I have three seconds. Maybe four.
"Get in the truck. Now."
Adrian already has his medical bag. Garrett hefts Killian over his shoulder in a fireman’s carry. It’s two hundred pounds of unconscious Irishman draped across a man half his size.
They move. Adrian gets the passenger door open. Garrett carefully loads Killian into the back seat. I’m behind the wheel with the engine turning over before Garrett’s door slams shut.
The Russian SUV accelerates. The driver has seen us. The tinted window on the passenger side drops two inches. A suppressed muzzle slides through the gap.
I floor the accelerator. The heavy truck bucks forward, tires screaming on the oil-slicked concrete. The first round punchesthrough the tailgate with a loud sound like a hammer hitting sheet metal. The second takes out the rear window.
Glass sprays into the cab. Adrian ducks. Garrett throws his body over Killian to shield him.
I don't take the main road. The road is a kill zone. Straight. Open. Long sight lines that favor the vehicle with the bigger engine and the better armor.
I cut left through the empty lot. I jump the curb and hit the gravel access road that runs behind the industrial strip. It’s a mess of deep, frozen potholes.
A chain-link fence looms at the far end. I blow through it at forty miles an hour. The steel posts rip free from their concrete footings and drag screeching under the truck’s undercarriage in a bright shower of sparks.
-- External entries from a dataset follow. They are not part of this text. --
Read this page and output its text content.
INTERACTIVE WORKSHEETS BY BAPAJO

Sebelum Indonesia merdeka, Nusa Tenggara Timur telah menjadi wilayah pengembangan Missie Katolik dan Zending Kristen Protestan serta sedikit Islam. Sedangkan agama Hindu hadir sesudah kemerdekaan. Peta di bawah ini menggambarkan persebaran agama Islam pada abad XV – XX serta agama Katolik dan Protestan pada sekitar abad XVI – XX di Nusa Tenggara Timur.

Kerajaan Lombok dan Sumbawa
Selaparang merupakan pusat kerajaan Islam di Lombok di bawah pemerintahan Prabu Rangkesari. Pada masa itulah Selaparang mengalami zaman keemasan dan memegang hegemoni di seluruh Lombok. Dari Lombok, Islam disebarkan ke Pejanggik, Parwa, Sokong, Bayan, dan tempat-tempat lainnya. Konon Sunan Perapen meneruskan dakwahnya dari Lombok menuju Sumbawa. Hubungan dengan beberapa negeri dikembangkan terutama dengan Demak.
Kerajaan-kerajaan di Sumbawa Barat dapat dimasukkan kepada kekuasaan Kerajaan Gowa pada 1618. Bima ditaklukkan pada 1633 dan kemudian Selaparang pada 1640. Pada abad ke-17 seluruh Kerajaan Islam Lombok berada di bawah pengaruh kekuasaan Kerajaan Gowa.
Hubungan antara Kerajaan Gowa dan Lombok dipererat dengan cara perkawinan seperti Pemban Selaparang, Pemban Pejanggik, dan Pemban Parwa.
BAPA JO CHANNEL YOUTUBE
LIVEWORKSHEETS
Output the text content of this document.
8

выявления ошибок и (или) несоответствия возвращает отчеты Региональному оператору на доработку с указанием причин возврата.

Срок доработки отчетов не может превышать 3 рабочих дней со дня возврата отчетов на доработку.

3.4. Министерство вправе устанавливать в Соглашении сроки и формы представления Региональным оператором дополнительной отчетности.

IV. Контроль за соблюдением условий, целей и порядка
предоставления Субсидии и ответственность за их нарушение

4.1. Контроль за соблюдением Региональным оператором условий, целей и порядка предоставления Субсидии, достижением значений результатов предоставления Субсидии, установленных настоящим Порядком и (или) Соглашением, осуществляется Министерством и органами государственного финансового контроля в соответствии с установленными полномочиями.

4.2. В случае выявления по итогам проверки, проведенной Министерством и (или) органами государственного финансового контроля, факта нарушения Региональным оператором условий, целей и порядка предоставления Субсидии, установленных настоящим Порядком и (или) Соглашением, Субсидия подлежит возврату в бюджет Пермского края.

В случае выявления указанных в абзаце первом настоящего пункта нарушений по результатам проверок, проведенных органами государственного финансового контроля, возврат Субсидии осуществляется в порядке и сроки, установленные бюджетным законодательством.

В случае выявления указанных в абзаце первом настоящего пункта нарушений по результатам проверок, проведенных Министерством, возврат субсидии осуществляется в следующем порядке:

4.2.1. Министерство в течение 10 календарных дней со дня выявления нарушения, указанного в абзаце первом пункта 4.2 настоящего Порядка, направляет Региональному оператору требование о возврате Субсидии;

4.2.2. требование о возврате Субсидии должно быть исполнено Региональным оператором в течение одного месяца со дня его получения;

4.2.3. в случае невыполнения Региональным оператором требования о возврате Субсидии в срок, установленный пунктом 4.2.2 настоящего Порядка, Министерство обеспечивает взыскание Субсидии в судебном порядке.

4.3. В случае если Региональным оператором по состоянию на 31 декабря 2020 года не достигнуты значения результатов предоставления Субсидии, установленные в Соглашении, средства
The SUV follows us. It’s faster on pavement, but I’m not on pavement anymore. I cut hard across a frozen drainage field. The truck bounces violently through the deep, frozen ruts. The suspension groans in protest.
I can see the tree line ahead—a solid wall of bare oaks and pines rising at the edge of the field. No road. No path. Just woods.
I aim for the trees.
Garrett fires through the broken rear window. The shotgun roar fills the cab—a concussive blast that makes my ears ring. The SUV’s windshield spiders with cracks. It swerves. Garrett racks the slide and fires again. The SUV falls back.
I hit the tree line at thirty-five miles per hour.
Heavy branches rake the roof and sides of the truck. The passenger-side mirror snaps off. The remaining windows crack under the impact. The ground changes instantly—soft, uneven, root-laced earth. The truck bucks sideways. I fight the wheel to keep us upright. The big tires dig in.
We push through fifty yards of thick brush. The terrain tilts sharply upward. The truck grinds up the steep hillside, engine screaming, transmission whining in protest. The acrid smell of burning clutch fluid fills the cab.
Behind us, the Russian SUV stops at the tree line. They won't follow us into the woods in an armored sedan. The ground clearance is wrong. The weight is wrong. They’ll call it in and send a foot team to track us.
I check the rearview mirror. Three figures get out of the SUV, regrouping at the tree line. One is on a radio. They're not following immediately—the terrain is unfamiliar, the dark is total, and they don't know our numbers. Professional operators don't chase blind into a dark forest. They call for reinforcements and set a secure perimeter.
That gives us distance, but not time.